The Matriarch had only one.

It didn’t look like something that had grown inside living tissue. The surface was clean. Smooth as polished jade. Not a trace of fluid or flesh adhered to it. It gave an impression closer to a piece of fine art than a biological structure.

But regardless of how it looked, this was what Julian had come for.

The Matriarch’s Pure Bone.

He held it between his fingers—cool to the touch, harder than it had any right to be—and examined it for a few seconds.

Then he looked up.

And smiled.

It was a warm, radiant, genuinely sunny smile. The kind that made people feel immediately at ease. The kind that seemed capable of dissolving the blood-soaked atmosphere of the entire room just by existing.

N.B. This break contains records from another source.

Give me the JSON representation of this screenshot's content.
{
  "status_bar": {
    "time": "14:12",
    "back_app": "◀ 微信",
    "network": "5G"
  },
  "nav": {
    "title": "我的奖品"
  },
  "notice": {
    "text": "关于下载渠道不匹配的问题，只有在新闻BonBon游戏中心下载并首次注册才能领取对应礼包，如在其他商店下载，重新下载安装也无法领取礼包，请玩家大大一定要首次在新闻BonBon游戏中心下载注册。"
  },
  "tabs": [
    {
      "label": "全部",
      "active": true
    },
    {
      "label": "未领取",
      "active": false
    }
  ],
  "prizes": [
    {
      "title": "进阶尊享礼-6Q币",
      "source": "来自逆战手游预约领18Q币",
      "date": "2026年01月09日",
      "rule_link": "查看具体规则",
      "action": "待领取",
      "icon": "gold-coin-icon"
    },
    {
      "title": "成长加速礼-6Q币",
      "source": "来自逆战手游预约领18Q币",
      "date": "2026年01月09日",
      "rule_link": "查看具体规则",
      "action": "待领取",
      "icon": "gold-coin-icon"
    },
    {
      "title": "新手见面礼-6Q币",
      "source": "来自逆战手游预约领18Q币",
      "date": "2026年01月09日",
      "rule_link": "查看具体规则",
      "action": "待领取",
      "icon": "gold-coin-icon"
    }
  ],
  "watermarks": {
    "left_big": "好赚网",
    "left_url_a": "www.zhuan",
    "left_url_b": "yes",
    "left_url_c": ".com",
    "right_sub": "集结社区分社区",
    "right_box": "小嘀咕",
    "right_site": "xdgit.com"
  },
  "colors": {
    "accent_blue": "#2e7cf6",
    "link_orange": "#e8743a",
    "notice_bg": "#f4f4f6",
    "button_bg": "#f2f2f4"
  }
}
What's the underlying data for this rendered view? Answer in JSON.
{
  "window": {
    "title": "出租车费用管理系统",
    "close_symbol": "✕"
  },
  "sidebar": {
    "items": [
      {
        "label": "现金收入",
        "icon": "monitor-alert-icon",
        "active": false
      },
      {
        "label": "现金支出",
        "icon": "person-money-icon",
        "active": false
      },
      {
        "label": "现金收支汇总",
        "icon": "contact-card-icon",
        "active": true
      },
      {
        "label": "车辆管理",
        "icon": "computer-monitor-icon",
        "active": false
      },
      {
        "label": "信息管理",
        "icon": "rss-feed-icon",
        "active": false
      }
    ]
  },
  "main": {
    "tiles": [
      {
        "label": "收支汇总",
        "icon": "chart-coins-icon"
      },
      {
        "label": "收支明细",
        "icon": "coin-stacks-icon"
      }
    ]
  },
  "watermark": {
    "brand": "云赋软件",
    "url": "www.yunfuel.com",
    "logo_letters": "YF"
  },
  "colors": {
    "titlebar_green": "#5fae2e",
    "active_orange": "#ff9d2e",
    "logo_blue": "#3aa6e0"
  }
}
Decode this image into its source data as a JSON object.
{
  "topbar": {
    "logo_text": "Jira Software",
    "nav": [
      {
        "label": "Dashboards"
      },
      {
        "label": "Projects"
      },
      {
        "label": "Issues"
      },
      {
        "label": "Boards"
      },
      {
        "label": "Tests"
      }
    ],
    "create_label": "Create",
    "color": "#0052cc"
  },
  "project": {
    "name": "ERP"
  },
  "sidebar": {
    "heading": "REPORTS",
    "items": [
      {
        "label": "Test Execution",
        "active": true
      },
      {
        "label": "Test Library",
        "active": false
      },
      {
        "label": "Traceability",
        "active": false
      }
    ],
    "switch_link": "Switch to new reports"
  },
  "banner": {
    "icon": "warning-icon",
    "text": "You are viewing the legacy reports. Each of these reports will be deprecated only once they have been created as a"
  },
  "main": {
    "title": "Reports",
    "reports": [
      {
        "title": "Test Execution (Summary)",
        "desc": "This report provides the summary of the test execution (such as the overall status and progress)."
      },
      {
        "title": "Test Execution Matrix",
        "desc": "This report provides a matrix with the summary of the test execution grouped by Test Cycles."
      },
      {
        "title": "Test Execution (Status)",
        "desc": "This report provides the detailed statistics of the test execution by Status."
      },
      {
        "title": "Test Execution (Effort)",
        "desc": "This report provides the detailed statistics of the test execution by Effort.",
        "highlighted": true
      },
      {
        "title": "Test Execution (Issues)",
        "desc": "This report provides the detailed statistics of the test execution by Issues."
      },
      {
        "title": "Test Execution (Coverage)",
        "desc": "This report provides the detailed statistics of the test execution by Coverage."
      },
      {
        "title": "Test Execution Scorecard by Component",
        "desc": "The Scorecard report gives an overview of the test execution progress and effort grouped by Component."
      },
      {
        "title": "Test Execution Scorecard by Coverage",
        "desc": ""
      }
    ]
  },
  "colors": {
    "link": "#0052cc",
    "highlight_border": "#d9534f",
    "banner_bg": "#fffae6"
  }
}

Set against the grotesque horror beneath his feet, the contrast was stark enough to be surreal.

A figure stepped out from the shadows cast by the upper structural framework—a young man wearing round-framed glasses, lean in build, his footsteps carrying a slight hesitation. He stopped a short distance away.

He looked at the smile on Julian’s face.

And visibly shuddered.

Not because of the corpses. The corpses he’d apparently made some peace with.

It was the smile that did it.

Like a rabbit that had wandered deep into the forest and come face-to-face with a very large, very relaxed predator in the middle of grooming itself after a meal.

Still, Thorne forced himself to recover quickly.

He pulled in a breath, pushed the instinctive wariness back down where it came from, and walked up to Julian with deliberate steps.

“Captain.”

Julian reined in the smile that had perhaps been slightly excessive, leaving only the gentle curve at the corners of his mouth.

He passed the milk-white Pure Bone back to one of the team members behind him without looking, his voice even and unhurried.

“Oh? Thorne? How are things on Aurora’s end? Did her friend pull it off?”